The Bombay High Court on Wednesday held that the right to nominate directors to the board of private sector lender YES Bank has to be exercised jointly by the promoters and not individually.

The court also held that the right of the wife of deceased co-promoter Ashok Kapur to nominate her daughter on the bank’s Board could not be exercised without the consent of the other promoter, Rana Kapoor, who is currently the Managing Director and Chief Executive of the bank.

The court delivered its order on a suit filed by Madhu Kapur, whose husband was killed in the 26/11 terror attacks in Mumbai, demanding her right to nominate daughter Shagun Kapur-Gogia on the bank’s Board.

An indivisible right “Although the right to recommend is the right to nominate, it is an indivisible right and must be exercised jointly.

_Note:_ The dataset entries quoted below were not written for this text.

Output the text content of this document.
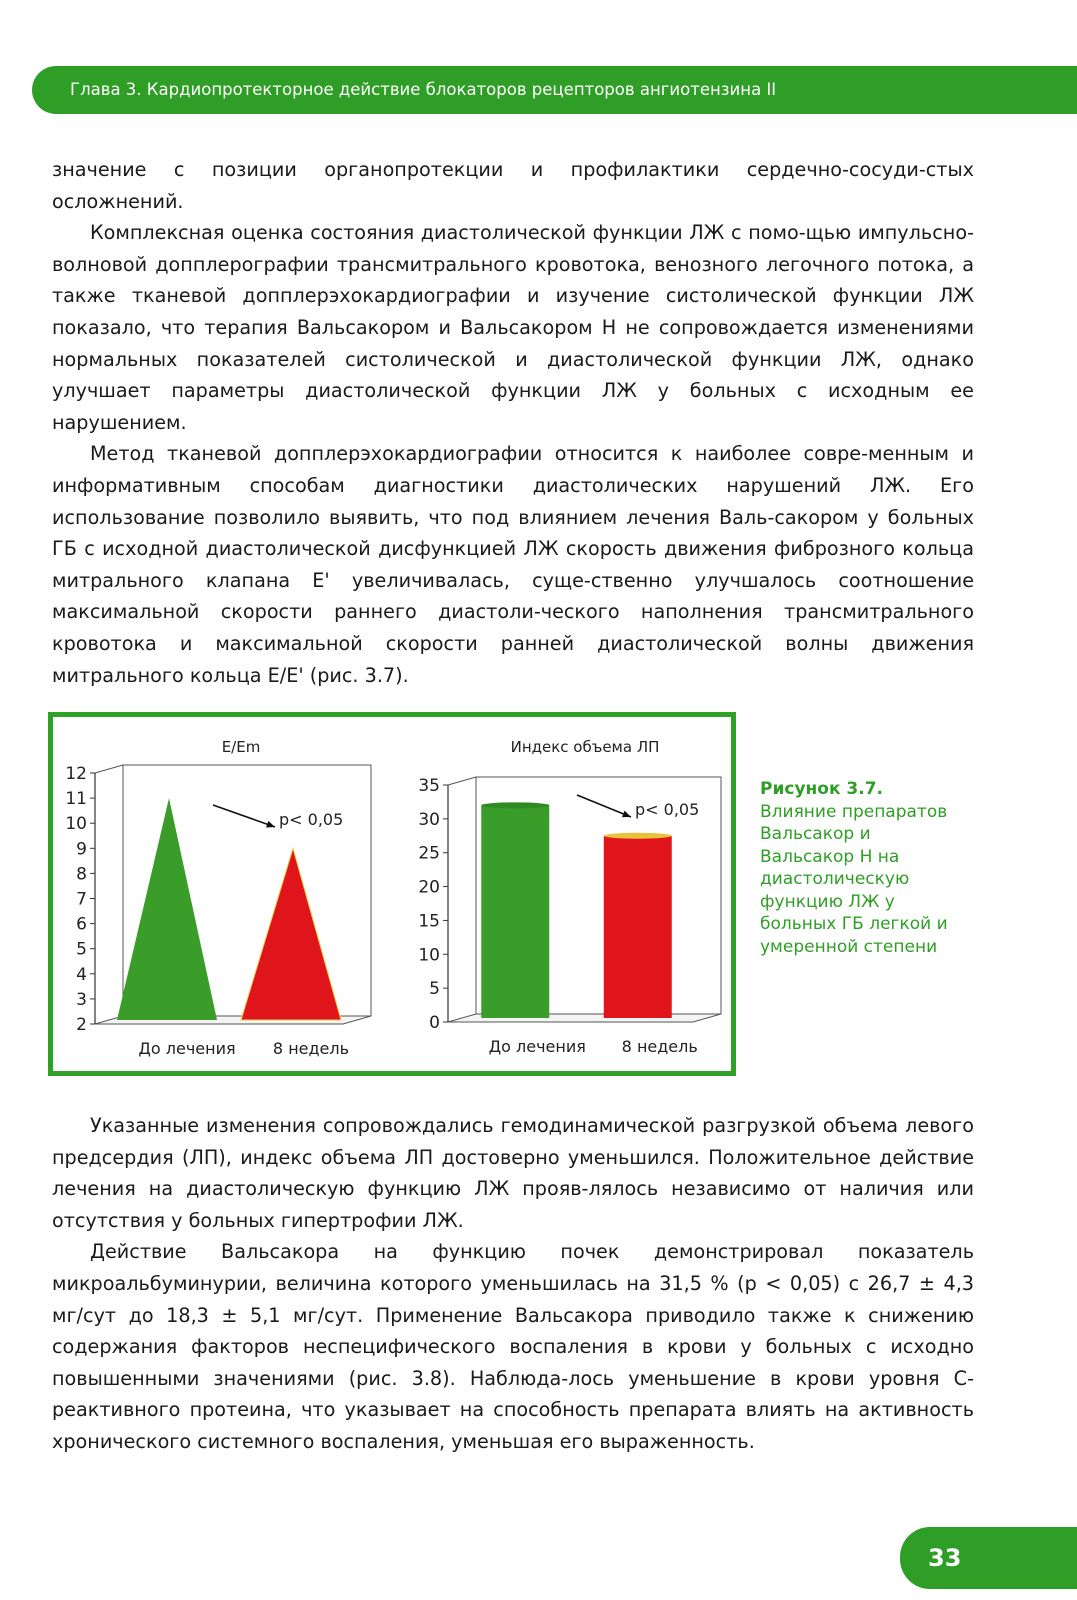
Глава 3. Кардиопротекторное действие блокаторов рецепторов ангиотензина II

значение с позиции органопротекции и профилактики сердечно-сосуди-стых осложнений.

Комплексная оценка состояния диастолической функции ЛЖ с помо-щью импульсно-волновой допплерографии трансмитрального кровотока, венозного легочного потока, а также тканевой допплерэхокардиографии и изучение систолической функции ЛЖ показало, что терапия Вальсакором и Вальсакором Н не сопровождается изменениями нормальных показателей систолической и диастолической функции ЛЖ, однако улучшает параметры диастолической функции ЛЖ у больных с исходным ее нарушением.

Метод тканевой допплерэхокардиографии относится к наиболее совре-менным и информативным способам диагностики диастолических нарушений ЛЖ. Его использование позволило выявить, что под влиянием лечения Валь-сакором у больных ГБ с исходной диастолической дисфункцией ЛЖ скорость движения фиброзного кольца митрального клапана E' увеличивалась, суще-ственно улучшалось соотношение максимальной скорости раннего диастоли-ческого наполнения трансмитрального кровотока и максимальной скорости ранней диастолической волны движения митрального кольца E/E' (рис. 3.7).

E/Em
2
3
4
5
6
7
8
9
10
11
12
До лечения 8 недель
p< 0,05
Индекс объема ЛП
0
5
10
15
20
25
30
35
До лечения 8 недель
p< 0,05
Рисунок 3.7.
Влияние препаратов Вальсакор и Вальсакор Н на диастолическую функцию ЛЖ у больных ГБ легкой и умеренной степени

Указанные изменения сопровождались гемодинамической разгрузкой объема левого предсердия (ЛП), индекс объема ЛП достоверно уменьшился. Положительное действие лечения на диастолическую функцию ЛЖ прояв-лялось независимо от наличия или отсутствия у больных гипертрофии ЛЖ.

Действие Вальсакора на функцию почек демонстрировал показатель микроальбуминурии, величина которого уменьшилась на 31,5 % (р < 0,05) с 26,7 ± 4,3 мг/сут до 18,3 ± 5,1 мг/сут. Применение Вальсакора приводило также к снижению содержания факторов неспецифического воспаления в крови у больных с исходно повышенными значениями (рис. 3.8). Наблюда-лось уменьшение в крови уровня С-реактивного протеина, что указывает на способность препарата влиять на активность хронического системного воспаления, уменьшая его выраженность.

33
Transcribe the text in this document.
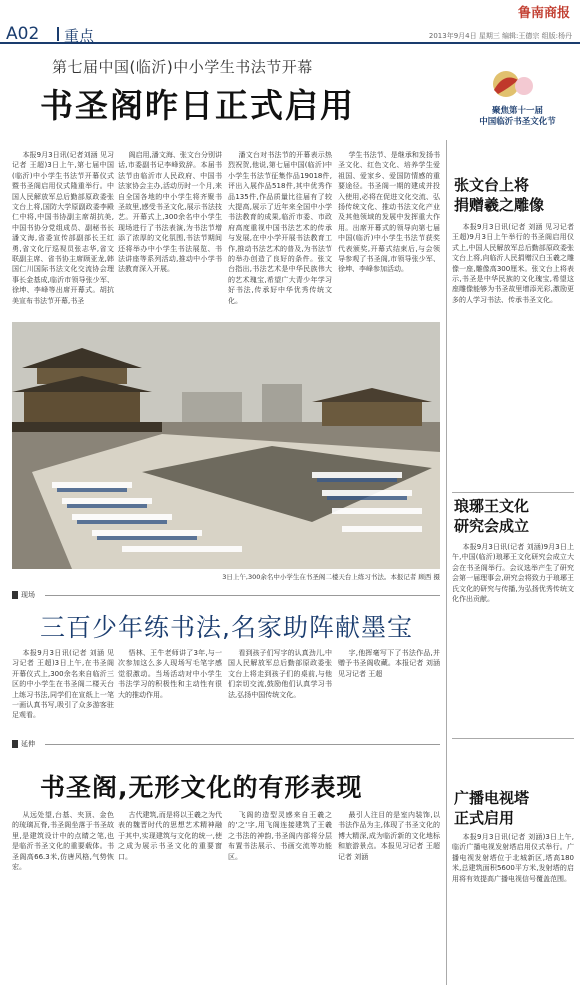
鲁南商报
A02 重点	2013年9月4日 星期三 编辑:王德宗 组版:杨丹
第七届中国(临沂)中小学生书法节开幕
书圣阁昨日正式启用	聚焦第十一届
中国临沂书圣文化节

本报9月3日讯(记者刘涵 见习记者 王超)3日上午,第七届中国(临沂)中小学生书法节开幕仪式暨书圣阁启用仪式隆重举行。中国人民解放军总后勤部原政委张文台上将,国防大学原副政委李殿仁中将,中国书协副主席胡抗美,中国书协分党组成员、副秘书长潘文海,省委宣传部副部长王红勇,省文化厅巡视员张志华,省文联副主席、省书协主席顾亚龙,韩国仁川国际书法文化交流协会理事长金基成,临沂市领导张少军、徐坤、李峰等出席开幕式。胡抗美宣布书法节开幕,书圣

阁启用,潘文海、张文台分别讲话,市委副书记李峰致辞。本届书法节由临沂市人民政府、中国书法家协会主办,活动历时一个月,来自全国各地的中小学生将齐聚书圣故里,感受书圣文化,展示书法技艺。开幕式上,300余名中小学生现场进行了书法表演,为书法节增添了浓厚的文化氛围,书法节期间还将举办中小学生书法展览、书法讲座等系列活动,推动中小学书法教育深入开展。

潘文台对书法节的开幕表示热烈祝贺,他说,第七届中国(临沂)中小学生书法节征集作品19018件,评出入展作品518件,其中优秀作品135件,作品质量比往届有了较大提高,展示了近年来全国中小学书法教育的成果,临沂市委、市政府高度重视中国书法艺术的传承与发展,在中小学开展书法教育工作,推动书法艺术的普及,为书法节的举办创造了良好的条件。张文台指出,书法艺术是中华民族伟大的艺术瑰宝,希望广大青少年学习好书法,传承好中华优秀传统文化。

学生书法节、是继承和发扬书圣文化、红色文化、培养学生爱祖国、爱家乡、爱国防情感的重要途径。书圣阁一期的建成并投入使用,必将在促进文化交流、弘扬传统文化、推动书法文化产业及其他领域的发展中发挥重大作用。出席开幕式的领导向第七届中国(临沂)中小学生书法节获奖代表颁奖,开幕式结束后,与会领导参观了书圣阁,市领导张少军、徐坤、李峰参加活动。

3日上午,300余名中小学生在书圣阁二楼天台上练习书法。本报记者 顾西 摄
现场
三百少年练书法,名家助阵献墨宝

本报9月3日讯(记者 刘涵 见习记者 王超)3日上午,在书圣阁开幕仪式上,300余名来自临沂三区的中小学生在书圣阁二楼天台上练习书法,同学们在宣纸上一笔一画认真书写,吸引了众多游客驻足观看。

悟林、王牛老师讲了3年,与一次参加这么多人现场写毛笔字感觉很激动。当场活动对中小学生书法学习的积极性和主动性有很大的推动作用。

看到孩子们写字的认真劲儿,中国人民解放军总后勤部原政委张文台上将走到孩子们的桌前,与他们亲切交流,鼓励他们认真学习书法,弘扬中国传统文化。

字,他挥毫写下了书法作品,并赠予书圣阁收藏。本报记者 刘涵 见习记者 王超

延伸
书圣阁,无形文化的有形表现

从远处望,台基、夹顶、金色的琉璃瓦脊,书圣阁坐落于书圣故里,是建筑设计中的点睛之笔,也是临沂书圣文化的重要载体。书圣阁高66.3米,仿唐风格,气势恢宏。

古代建筑,而是将以王羲之为代表的魏晋时代的思想艺术精神融于其中,实现建筑与文化的统一,使之成为展示书圣文化的重要窗口。

飞阁的造型灵感来自王羲之的'之'字,用飞阁连接建筑了王羲之书法的神韵,书圣阁内部将分层布置书法展示、书画交流等功能区。

最引人注目的是室内装饰,以书法作品为主,体现了书圣文化的博大精深,成为临沂新的文化地标和旅游景点。本报见习记者 王超 记者 刘涵

张文台上将
捐赠羲之雕像

本报9月3日讯(记者 刘涵 见习记者 王超)9月3日上午举行的书圣阁启用仪式上,中国人民解放军总后勤部原政委张文台上将,向临沂人民捐赠汉白玉羲之雕像一座,雕像高300厘米。张文台上将表示,书圣是中华民族的文化瑰宝,希望这座雕像能够为书圣故里增添光彩,激励更多的人学习书法、传承书圣文化。

琅琊王文化
研究会成立

本报9月3日讯(记者 刘涵)9月3日上午,中国(临沂)琅琊王文化研究会成立大会在书圣阁举行。会议选举产生了研究会第一届理事会,研究会将致力于琅琊王氏文化的研究与传播,为弘扬优秀传统文化作出贡献。

广播电视塔
正式启用

本报9月3日讯(记者 刘涵)3日上午,临沂广播电视发射塔启用仪式举行。广播电视发射塔位于北城新区,塔高180米,总建筑面积5600平方米,发射塔的启用将有效提高广播电视信号覆盖范围。
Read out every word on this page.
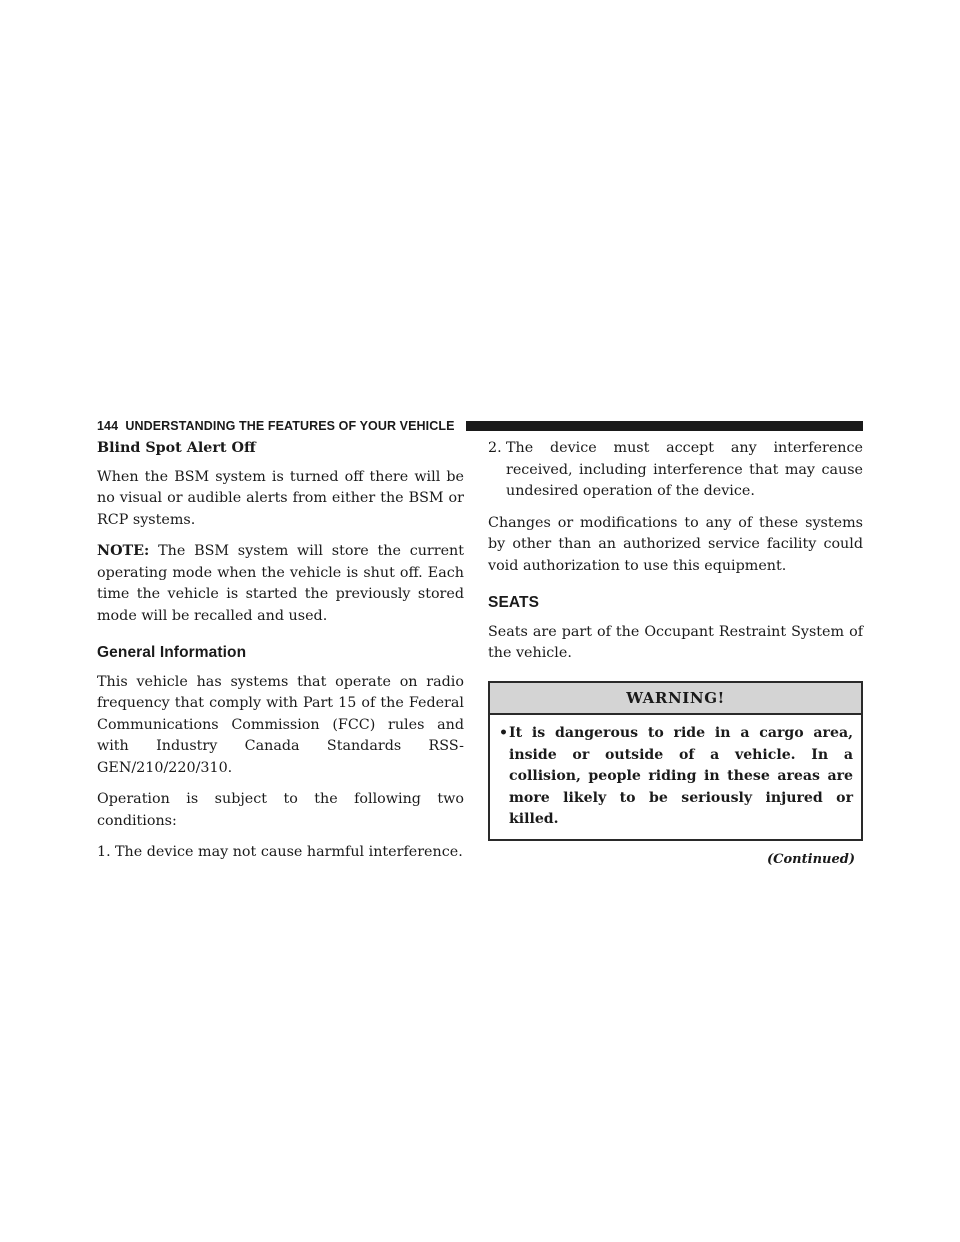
144 UNDERSTANDING THE FEATURES OF YOUR VEHICLE

Blind Spot Alert Off

When the BSM system is turned off there will be no visual or audible alerts from either the BSM or RCP systems.

NOTE: The BSM system will store the current operating mode when the vehicle is shut off. Each time the vehicle is started the previously stored mode will be recalled and used.

General Information

This vehicle has systems that operate on radio frequency that comply with Part 15 of the Federal Communications Commission (FCC) rules and with Industry Canada Standards RSS- GEN/210/220/310.

Operation is subject to the following two conditions:

1. The device may not cause harmful interference.
2. The device must accept any interference received, including interference that may cause undesired operation of the device.

Changes or modifications to any of these systems by other than an authorized service facility could void authorization to use this equipment.

SEATS

Seats are part of the Occupant Restraint System of the vehicle.

WARNING!
• It is dangerous to ride in a cargo area, inside or outside of a vehicle. In a collision, people riding in these areas are more likely to be seriously injured or killed.
(Continued)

It cannot be splintered into component rights with each group nominating its own person to YES Bank’s Board,” said Justice Gautam Patel in his 153-page judgemnt on a notice of motion taken out by the plaintiff.

“The right to nominate is also distinct from the right to serve on YES Bank’s Board; there is no such right to serve, and the plaintiffs do not have the right to demand that the 2nd Plaintiff (Shagun) be accepted onto the Board without Rana Kapoor’s concurrence and consent,” the Judge noted.

The Judge was of the view that the suggestion of each group nominating one Board member and a third Independent Representative Director being chosen for alternating terms “is wholly outside the scheme and frame of these Articles.”

“The right must be exercised jointly or not at all. It is incorrect to say that YES Bank’s Board was bound to accept the nomination of the 2nd Plaintiff (Shagun) as a joint nomination made under Article 110(b). It is also not for a court to question the sufficiency of the Board’s decision in that regard,” the court ruled.

Madhu Kapur, jointly with her children, holds a 10.29 per cent stake in the bank.

The bank argued that appointment of directors by the Board cannot be questioned before a court.

Kapur filed the suit in 2013 against the bank and Rana Kapoor.

She contended that the bank had rejected her claim to nominate directors on the ground that her late husband’s rights are not automatically transferred to her.